In the study of the classification and recognition of mathematical processes,
dichotomies can be introduced in several different fashions. Two of the most
useful have been "deterministic vs. stochastic" and "descriptive vs. variational."
In recent years, we have seen greater and greater emphasis laid upon stochastic
and decision processes, and even a blending of the two in the form of modern
control theory.
The gradual shift of interest from the classical deterministic descriptive process
has been largely a consequence of the continuing challenges to the mathematician
to explain phenomena, produce numbers, and guide research in such fields as
physics, engineering, economics, biology, medicine and operations research.
Combinations of complexity and uncertainty have forced a more frequent use of
probabilistic concepts.
In this volume, the emphasis is upon stochastic processes, divided a bit unevenly
between descriptive and decision aspects.
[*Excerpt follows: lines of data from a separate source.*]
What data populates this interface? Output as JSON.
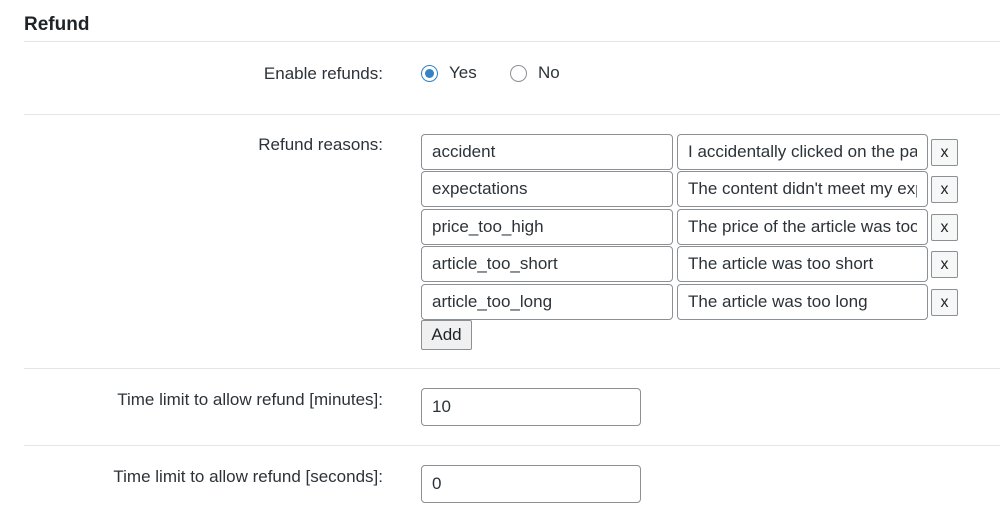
{
  "section": {
    "title": "Refund"
  },
  "enable_refunds": {
    "label": "Enable refunds:",
    "options": [
      {
        "label": "Yes",
        "checked": true
      },
      {
        "label": "No",
        "checked": false
      }
    ]
  },
  "refund_reasons": {
    "label": "Refund reasons:",
    "rows": [
      {
        "key": "accident",
        "value": "I accidentally clicked on the page",
        "remove_label": "x"
      },
      {
        "key": "expectations",
        "value": "The content didn't meet my expectations",
        "remove_label": "x"
      },
      {
        "key": "price_too_high",
        "value": "The price of the article was too high",
        "remove_label": "x"
      },
      {
        "key": "article_too_short",
        "value": "The article was too short",
        "remove_label": "x"
      },
      {
        "key": "article_too_long",
        "value": "The article was too long",
        "remove_label": "x"
      }
    ],
    "add_label": "Add"
  },
  "time_limit_minutes": {
    "label": "Time limit to allow refund [minutes]:",
    "value": "10"
  },
  "time_limit_seconds": {
    "label": "Time limit to allow refund [seconds]:",
    "value": "0"
  },
  "colors": {
    "accent": "#3582c4",
    "border": "#8c8f94",
    "divider": "#e5e5e5"
  }
}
In dealing with random effects, we
can use deterministic or stochastic equations, just as in dealing with deterministic
effects we can employ stochastic or deterministic equations or in treating descriptive
processes, we can use either descriptive or variational equations. The choice of
a particular analytic formulation is a tribute to the existing analytic techniques and
the computational resources available, as well as a reflection of the underlying
physical process and the prevalent scientific philosophy.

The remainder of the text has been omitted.